Nachdem sie gegessen hatten, fügte er noch leise hinzu: "Ich heiße Kaysha."
"Kaysha", wiederholte Nairo. Er überlegte kurz. "So einen Namen habe ich noch nie gehört."
Der verhüllte Junge nickte knapp. "Es ist kein Menschenname." Er wurde mit jedem Wort leiser.
"Kein Menschenname?" Nairo sah wieder auf den Echsenschwanz, dann auf die scharfen Krallen an Händen und Füßen. "Zu welchem Volk gehörst du?"
"Jakesh", murmelte Kaysha als Antwort.
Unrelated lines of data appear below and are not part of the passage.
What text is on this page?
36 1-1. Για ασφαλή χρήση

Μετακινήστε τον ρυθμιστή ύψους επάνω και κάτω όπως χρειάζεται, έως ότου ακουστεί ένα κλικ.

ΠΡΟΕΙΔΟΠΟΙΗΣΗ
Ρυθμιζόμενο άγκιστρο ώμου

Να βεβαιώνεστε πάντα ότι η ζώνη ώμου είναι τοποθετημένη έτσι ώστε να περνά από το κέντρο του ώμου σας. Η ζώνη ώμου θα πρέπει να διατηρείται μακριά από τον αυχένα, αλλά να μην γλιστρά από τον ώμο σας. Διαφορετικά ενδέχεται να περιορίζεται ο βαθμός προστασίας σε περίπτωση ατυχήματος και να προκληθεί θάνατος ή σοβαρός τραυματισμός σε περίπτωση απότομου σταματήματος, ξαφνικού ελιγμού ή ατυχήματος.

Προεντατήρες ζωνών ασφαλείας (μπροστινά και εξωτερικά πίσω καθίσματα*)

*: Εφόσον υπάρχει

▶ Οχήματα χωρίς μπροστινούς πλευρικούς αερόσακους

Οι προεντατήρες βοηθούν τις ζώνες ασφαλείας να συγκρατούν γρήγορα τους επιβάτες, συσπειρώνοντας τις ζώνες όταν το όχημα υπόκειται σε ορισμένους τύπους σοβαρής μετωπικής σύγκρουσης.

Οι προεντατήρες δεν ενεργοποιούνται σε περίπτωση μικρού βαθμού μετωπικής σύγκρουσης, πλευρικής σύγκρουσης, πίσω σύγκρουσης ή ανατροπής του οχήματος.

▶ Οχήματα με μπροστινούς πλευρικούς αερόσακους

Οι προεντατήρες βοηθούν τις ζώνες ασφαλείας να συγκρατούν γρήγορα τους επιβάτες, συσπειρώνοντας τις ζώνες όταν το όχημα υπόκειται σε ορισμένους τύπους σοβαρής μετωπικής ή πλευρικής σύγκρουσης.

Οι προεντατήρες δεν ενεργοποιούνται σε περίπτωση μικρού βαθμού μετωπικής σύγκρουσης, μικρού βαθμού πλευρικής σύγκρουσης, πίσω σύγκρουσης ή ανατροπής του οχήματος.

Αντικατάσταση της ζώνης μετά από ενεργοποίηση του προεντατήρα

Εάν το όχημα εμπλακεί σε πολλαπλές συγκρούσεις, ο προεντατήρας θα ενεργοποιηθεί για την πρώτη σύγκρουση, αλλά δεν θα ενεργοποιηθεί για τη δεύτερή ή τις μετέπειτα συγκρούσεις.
Als keine Reaktion seines Gegenübers kam, meinte er leise: "Die Jakesh sind das Echsenvolk aus der Eiswüste."
"Ach so", erinnerte er sich. "Ich habe Geschichten über die Echsen gehört, aber ich hätte nie gedacht, dass es sie wirklich gibt." Eine kurze Pause, dann folgte: "Aber wieso bist du hier?"
Keine Antwort. Das Rascheln hatte aufgehört. Mit einem unterdrückten Schluchzen sprach der Junge: "Das geht dich nichts an."
"Entschuldige, ich wollte dir nicht zu..."
"Lass mich in Ruhe!", unterbrach Kaysha ihn. "Musst du dich nicht um deine eigenen Sachen kümmern?"
"Hee, was habe ich denn falsches gesagt?", verteidigte sich Nairo. "Ich will dir doch nur helfen."
"Ich brauche keine Hilfe von Menschen.", knurrte Kaysha zurück. Im selben Atemzug sprang er auf, stieß den Jungen zur Seite, noch ehe diesem bewusst wurde, was geschah, und rannte aus der Scheune.
"Hee, warte!", rief dieser ihm hinterher. Fluchend richtete er sich wieder auf, drehte sich um und folgte dem jungen Jakesh so schnell er konnte in den nahegelegenen Wald.